Pennsylvania: City, State Officials Debate Abortion-Kermit Gosnell

State   |   Steven Ertelt   |   Jun 2, 2011   |   5:17PM   |   Philadelphia, PA

Who failed to do their duty when it came to failing to oversee the problems associated with the abortion business run by Kermit Gosnell in Philadelphia, Pennsylvania. Today, city and state officials each claimed the other didn’t do their job.

Gosnell and several staffers at his abortion center, including his wife Pearl, were arrested in January after a grand jury indicted them on multiple charges after officials raided his abortion business following a woman’s death and discovered a “shop of horrors” filled with bags of bodies and body parts of deceased unborn children and babies killed in infanticides.

Gosnell, who used a method of live birth abortion to birth babies and snap their spinal cords with scissors, was arraigned and held without bail. Pearl Gosnell, Kermit’s 49-year-old wife who has no medical license, faces a charge of providing an abortion at 24 or more weeks and conspiracy and other charges.

During a public forum today, two city officials told a state Senate committee investigating the problems that the state health department was at fault for not exercising its proper oversight on abortion clinics in the state, according to a WPVI report. But state Sen. John H. Eichelberger Jr., a Republican who chairs the Senate’s local government committee, said the city should share the responsibility because the city health department deals with the issues, too.

“Local oversight must have a prominent role,” Eichelberger said at the hearing at Drexel University. “Local health departments have power to regulate,” adding that the city and state share “joint responsibility.”

But the television station indicates City Solicitor Shelley Smith and Health Commissioner Donald Schwarz said the city’s power to investigate abortion centers in limited and said the state health department has the most oversight. The city officials said they are working on a better process for people to make complaints to the state.

“I can’t pull someone’s license,” Schwarz said. “The state has the authority and the state has the ability to regulate health care facilities.”

Last March, the Pennsylvania Department of Health found the abortion center had violated more than a dozen health and safety laws ranging from a lack of equipment and drugs for emergency resuscitation to not having a way to get patients to a hospital or a backup physician. In the raid, officials found jars containing the remains of pre-born babies dating back 30 years along with filthy and unsafe conditions and evidence that unlicensed workers had been illegally treating patients. The office has no access for a stretcher in the case of an emergency. In previous emergencies, care was delayed because exit doors were padlocked shut or blocked with debris from the clinic.

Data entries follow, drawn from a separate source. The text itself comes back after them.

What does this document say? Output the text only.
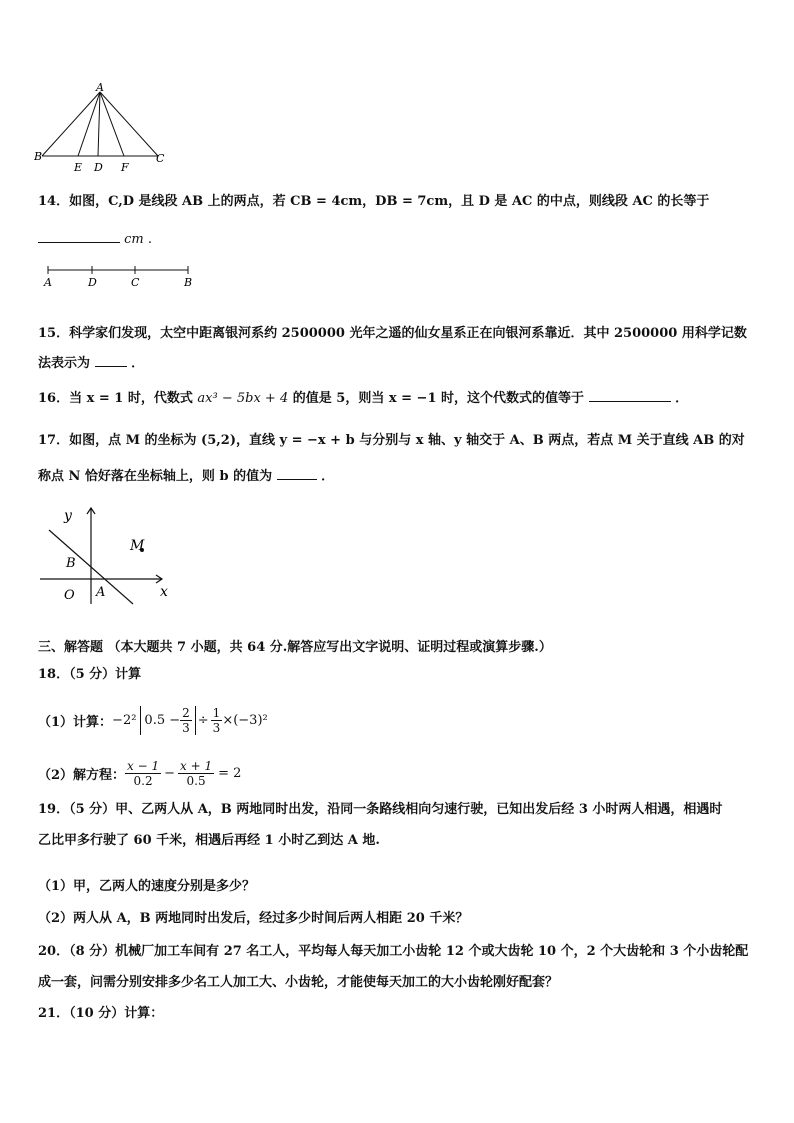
A
B
E D F
C
14．如图，C,D 是线段 AB 上的两点，若 CB = 4cm，DB = 7cm，且 D 是 AC 的中点，则线段 AC 的长等于
cm .
A	D	C	B
15．科学家们发现，太空中距离银河系约 2500000 光年之遥的仙女星系正在向银河系靠近．其中 2500000 用科学记数
法表示为	．
16．当 x = 1 时，代数式 ax³ − 5bx + 4 的值是 5，则当 x = −1 时，这个代数式的值等于	．
17．如图，点 M 的坐标为 (5,2)，直线 y = −x + b 与分别与 x 轴、y 轴交于 A、B 两点，若点 M 关于直线 AB 的对
称点 N 恰好落在坐标轴上，则 b 的值为	．
y
x
O A
B
M
三、解答题 （本大题共 7 小题，共 64 分.解答应写出文字说明、证明过程或演算步骤.）
18．（5 分）计算
（1）计算： −2² $0.5 - \frac{2}{3} \div \frac{1}{3} \times(-3)^2$
（2）解方程： $\frac{x - 1}{0.2} - \frac{x + 1}{0.5} = 2$
19．（5 分）甲、乙两人从 A，B 两地同时出发，沿同一条路线相向匀速行驶，已知出发后经 3 小时两人相遇，相遇时
乙比甲多行驶了 60 千米，相遇后再经 1 小时乙到达 A 地.
（1）甲，乙两人的速度分别是多少？
（2）两人从 A，B 两地同时出发后，经过多少时间后两人相距 20 千米？
20．（8 分）机械厂加工车间有 27 名工人，平均每人每天加工小齿轮 12 个或大齿轮 10 个，2 个大齿轮和 3 个小齿轮配
成一套，问需分别安排多少名工人加工大、小齿轮，才能使每天加工的大小齿轮刚好配套？
21．（10 分）计算：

But, the grand jury investigation also shows state officials did nothing when reports came in about problems at Gosnell’s abortion center, which has upset incoming pro-life Governor Tom Corbett who fired several state employees.

During the hearing, Marsha L. Napper, a case manager for People’s Emergency Center, a medical center for the homeless, said abortion centers should be monitored in the same manner as legitimate health care facilities.

“It should be the same procedure,” Napper said. “We have to make sure people do their jobs.”

The abortion industry has been forced to suspend two abortion businesses that employed embattled abortion practitioner Kermit Gosnell, who has been the subject of national controversy over his abortion business in Philadelphia.

Following revelations that Gosnell is associatedwith two other abortion centers in Louisiana and Delaware, the National Abortion Federation made the decision to suspend the memberships of both. Atlantic Women’s Medical Services, the Delaware abortion business that employed Gosnell one day a week to do abortions, and the Delta Clinic abortion center of Baton Rouge, have both had their memberships suspended. Leroy Brinkley owns both abortion businesses. Atlantic operates abortion centers in Wilmington and Dover.